The dress had a boat neck. It fell above the knee though the front was modest, it was almost backless. From where I sat, I saw it flowed like water but it would fit like a glove as had all the other ones. In the past few months, I'd lost weight and this made her happy. Apparently it was always a hassle to order designer apparel in a size seven. Most of them maxed out at a six, and were now able to fit.

"Tonight I have something special for the Queen's reception." she continued.

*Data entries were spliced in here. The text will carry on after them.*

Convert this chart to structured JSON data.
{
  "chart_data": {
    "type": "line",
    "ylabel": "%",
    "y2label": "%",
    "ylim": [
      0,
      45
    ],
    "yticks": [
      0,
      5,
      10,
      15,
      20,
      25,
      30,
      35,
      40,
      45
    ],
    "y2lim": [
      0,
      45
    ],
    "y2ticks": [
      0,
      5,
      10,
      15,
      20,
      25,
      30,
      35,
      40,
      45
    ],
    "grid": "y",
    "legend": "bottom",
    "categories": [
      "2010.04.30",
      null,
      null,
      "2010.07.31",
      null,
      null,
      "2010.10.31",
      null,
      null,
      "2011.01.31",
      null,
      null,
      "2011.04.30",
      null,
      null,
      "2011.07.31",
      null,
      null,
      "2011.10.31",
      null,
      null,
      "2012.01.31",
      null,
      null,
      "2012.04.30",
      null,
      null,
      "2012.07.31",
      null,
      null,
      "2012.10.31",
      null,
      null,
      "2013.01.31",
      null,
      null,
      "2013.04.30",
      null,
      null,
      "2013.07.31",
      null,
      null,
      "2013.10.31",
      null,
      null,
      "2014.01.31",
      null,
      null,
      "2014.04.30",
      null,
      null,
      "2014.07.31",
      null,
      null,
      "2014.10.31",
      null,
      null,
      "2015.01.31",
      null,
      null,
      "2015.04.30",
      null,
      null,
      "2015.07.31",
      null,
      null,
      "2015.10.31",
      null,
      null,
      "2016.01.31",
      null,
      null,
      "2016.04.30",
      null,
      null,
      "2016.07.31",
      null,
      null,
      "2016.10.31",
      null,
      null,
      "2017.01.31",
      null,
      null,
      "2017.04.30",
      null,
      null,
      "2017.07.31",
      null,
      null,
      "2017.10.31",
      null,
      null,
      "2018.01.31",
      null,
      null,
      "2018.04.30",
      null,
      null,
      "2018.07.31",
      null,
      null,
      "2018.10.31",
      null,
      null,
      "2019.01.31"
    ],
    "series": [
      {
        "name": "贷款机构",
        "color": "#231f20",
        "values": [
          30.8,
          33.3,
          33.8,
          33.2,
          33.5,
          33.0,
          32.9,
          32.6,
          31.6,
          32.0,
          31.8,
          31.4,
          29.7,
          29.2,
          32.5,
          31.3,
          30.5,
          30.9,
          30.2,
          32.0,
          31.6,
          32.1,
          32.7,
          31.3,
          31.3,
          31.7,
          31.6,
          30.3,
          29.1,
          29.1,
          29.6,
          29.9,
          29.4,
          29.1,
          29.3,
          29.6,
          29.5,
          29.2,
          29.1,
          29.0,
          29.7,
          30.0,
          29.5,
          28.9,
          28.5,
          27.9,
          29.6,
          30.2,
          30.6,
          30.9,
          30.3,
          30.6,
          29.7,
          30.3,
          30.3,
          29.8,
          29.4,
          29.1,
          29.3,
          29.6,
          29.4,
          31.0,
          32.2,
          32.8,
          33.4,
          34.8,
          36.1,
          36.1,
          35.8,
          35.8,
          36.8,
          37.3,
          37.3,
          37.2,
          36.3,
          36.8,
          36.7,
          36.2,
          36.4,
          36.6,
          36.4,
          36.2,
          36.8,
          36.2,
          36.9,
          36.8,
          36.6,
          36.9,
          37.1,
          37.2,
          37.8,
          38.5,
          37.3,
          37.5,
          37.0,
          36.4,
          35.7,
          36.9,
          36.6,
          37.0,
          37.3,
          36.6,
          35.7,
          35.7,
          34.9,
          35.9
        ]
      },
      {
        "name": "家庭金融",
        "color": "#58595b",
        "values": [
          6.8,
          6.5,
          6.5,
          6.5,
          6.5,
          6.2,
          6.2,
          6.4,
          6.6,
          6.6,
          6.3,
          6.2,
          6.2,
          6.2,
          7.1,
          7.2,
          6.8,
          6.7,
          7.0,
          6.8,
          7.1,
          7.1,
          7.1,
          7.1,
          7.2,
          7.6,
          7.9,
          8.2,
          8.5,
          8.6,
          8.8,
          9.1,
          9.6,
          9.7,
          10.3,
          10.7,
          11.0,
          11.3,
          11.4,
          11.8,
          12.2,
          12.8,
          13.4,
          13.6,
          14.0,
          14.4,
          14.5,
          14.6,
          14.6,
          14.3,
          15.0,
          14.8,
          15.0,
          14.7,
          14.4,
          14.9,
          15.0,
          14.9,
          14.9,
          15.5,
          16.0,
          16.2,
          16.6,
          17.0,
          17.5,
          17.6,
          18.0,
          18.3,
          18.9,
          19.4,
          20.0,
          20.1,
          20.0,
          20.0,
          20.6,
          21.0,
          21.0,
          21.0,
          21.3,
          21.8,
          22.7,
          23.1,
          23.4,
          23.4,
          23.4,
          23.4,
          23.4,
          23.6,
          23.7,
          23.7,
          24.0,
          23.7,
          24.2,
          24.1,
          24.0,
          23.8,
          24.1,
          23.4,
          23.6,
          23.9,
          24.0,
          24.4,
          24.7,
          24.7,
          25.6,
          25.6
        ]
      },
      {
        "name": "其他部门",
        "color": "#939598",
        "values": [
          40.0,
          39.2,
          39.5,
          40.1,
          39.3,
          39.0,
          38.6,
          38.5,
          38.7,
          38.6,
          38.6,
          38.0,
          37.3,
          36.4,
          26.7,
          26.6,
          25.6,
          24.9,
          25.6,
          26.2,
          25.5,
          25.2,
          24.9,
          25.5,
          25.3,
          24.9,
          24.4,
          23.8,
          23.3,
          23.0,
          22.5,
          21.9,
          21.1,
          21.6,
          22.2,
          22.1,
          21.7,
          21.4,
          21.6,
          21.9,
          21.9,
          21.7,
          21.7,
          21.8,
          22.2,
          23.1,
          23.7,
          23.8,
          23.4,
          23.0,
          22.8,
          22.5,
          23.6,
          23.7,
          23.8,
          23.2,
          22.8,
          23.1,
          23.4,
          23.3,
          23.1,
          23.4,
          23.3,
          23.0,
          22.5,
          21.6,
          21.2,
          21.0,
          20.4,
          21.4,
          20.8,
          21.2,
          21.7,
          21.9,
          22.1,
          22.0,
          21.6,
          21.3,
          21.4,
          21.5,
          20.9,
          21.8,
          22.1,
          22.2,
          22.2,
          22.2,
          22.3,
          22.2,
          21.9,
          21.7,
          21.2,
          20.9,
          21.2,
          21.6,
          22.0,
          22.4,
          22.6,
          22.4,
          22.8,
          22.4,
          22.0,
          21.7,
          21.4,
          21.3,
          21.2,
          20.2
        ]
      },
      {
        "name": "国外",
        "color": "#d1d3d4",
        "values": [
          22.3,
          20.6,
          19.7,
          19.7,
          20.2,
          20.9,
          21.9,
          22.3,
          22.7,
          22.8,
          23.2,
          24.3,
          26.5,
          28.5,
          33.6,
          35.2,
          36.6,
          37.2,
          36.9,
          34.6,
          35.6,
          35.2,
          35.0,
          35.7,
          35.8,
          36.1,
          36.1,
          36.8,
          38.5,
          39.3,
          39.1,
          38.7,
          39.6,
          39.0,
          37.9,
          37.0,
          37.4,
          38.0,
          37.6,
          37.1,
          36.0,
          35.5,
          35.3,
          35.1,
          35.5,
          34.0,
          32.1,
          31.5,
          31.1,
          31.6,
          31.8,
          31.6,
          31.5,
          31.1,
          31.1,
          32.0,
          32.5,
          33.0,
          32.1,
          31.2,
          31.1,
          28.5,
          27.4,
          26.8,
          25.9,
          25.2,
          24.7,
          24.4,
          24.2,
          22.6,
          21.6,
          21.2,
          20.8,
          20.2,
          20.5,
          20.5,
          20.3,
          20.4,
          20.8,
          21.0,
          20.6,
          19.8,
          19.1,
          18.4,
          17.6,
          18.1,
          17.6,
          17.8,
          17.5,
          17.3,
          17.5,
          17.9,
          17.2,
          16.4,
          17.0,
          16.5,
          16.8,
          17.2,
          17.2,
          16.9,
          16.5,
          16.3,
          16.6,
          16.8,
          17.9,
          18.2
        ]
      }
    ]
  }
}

'If you can still fit it,'Nancy thought. I tried to not judge people by their thoughts. It was something I'd learned years ago when I began waiting tables. I ground my teeth and pushed my plate away.

She shot Abigail a dirty look and her thoughts were in line with her nasty expression.

'I've told that idiot maid a thousand times to watch the carbs and sugar. Serving her lemonade knowing she doesn't even know where the gym is in this house. God! This is my first vampire event. Sookie and her huge ass are going to ruin it.'

Gran could just go ahead and roll over in her grave. I was done rolling over and playing dead up here! This was not how I was raised. More importantly, if I let this continue. I wasn't going to survive this marriage. What I had been doing wasn't coping, it was poisoning me. Stoicism wasn't something I could feign. I'd been trying, and it had turned me into a creature I didn't like. One thing was for certain; I was done and the first person to incur my wrath was Nancy.